Нужно ли говорить, что мисс Шарп долго томилась бессонницей, все думая, приедет он завтра или нет. Ночь прошла, и мистер Джозеф Седли самым исправным образом явился в отчий дом — и когда же? — до второго завтрака! Подобной чести он еще не оказывал Рассел-скверу. Джордж Осборн каким-то образом тоже оказался уже здесь, расстроив все планы Эмилии, которая села писать письма своим двенадцати любимейшим подругам на Чизикской аллее, в то время как Ребекка занималась вчерашним рукоделием. Когда подкатила коляска Джо и в то время как, после обычного громоподобного стука в дверь и торжественной суеты в передней, совершалось трудное восхождение богли-уолахского экс-коллектора по лестнице в гостиную, между Осборном и мисс Седли произошел телеграфный обмен многозначительными взглядами, и наша парочка с лукавой улыбкой воззрилась на Ребекку, которая, представьте, даже заалелась и поникла головкой, свесив свои рыжеватые локончики до самого вязанья. Как забилось ее сердце при появлении Джозефа — Джозефа в сияющих скрипучих сапогах, пыхтевшего от подъема по лестнице, Джозефа в новом жилете, красного от жары и волнения, с румянцем, пылавшим из-за его стеганой косынки! Это был волнующий миг для всех; а что касается Эмилии, то, мне кажется, сердечко у нее билось даже сильнее, чем у непосредственно заинтересованных лиц.
Самбо, широко распахнув двери и доложив о прибытии мистера Джозефа, вошел следом за коллектором, скаля зубы и неся два красивых букета, которые наш галантный волокита приобрел на Ковент-Гарденском рынке{26}. Они не были так объемисты, как те копны сена, которые нынешние дамы носят с собой в конусах из кружевной бумаги, но девицы пришли в восторг от подарка, поднесенного Джозефом каждой с чрезвычайно церемонным поклоном.

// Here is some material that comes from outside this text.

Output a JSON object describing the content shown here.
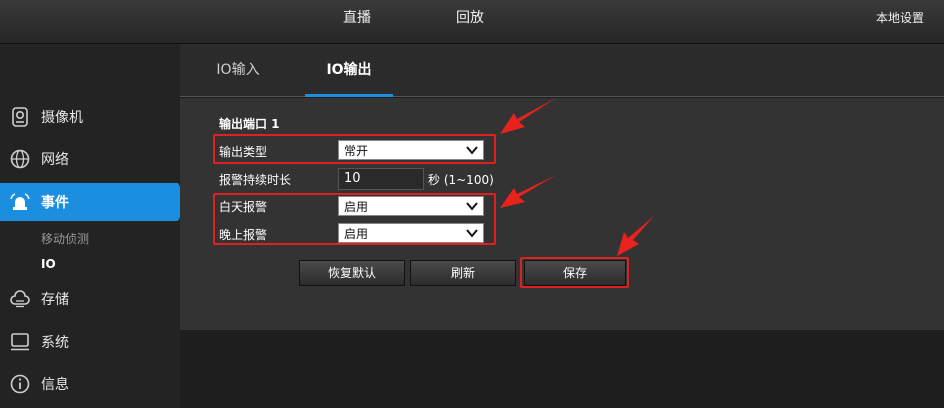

— Браво, Джо! — воскликнул Осборн.
— Спасибо, Джозеф, голубчик, — сказала Эмилия, готовая расцеловать брата, если бы он только пожелал. (А за поцелуй такой милой девушки, как Эмилия, я, не задумываясь, скупил бы все оранжереи мистера Ли!)
— О божественные, божественные цветы! — воскликнула мисс Шарп, изящно нюхая и прижимая их к груди и возводя в экстазе взоры к потолку. Очень может быть, что она прежде всего освидетельствовала букет, чтобы узнать, нет ли там какого-нибудь billet doux,[8] спрятанного среди цветов; но письма не было.
— А что, Седли, у вас в Богли-Уолахе умеют разговаривать на языке цветов? — спросил, смеясь, Осборн.
— Чепуха, вздор! — отвечал этот нежный воздыхатель. — Купил букеты у Натана. Очень рад, если они вам нравятся. Ах да, Эмилия! Я заодно купил еще ананас и отдал Самбо. Вели подать к завтраку. Очень вкусно и освежает в такую жаркую погоду.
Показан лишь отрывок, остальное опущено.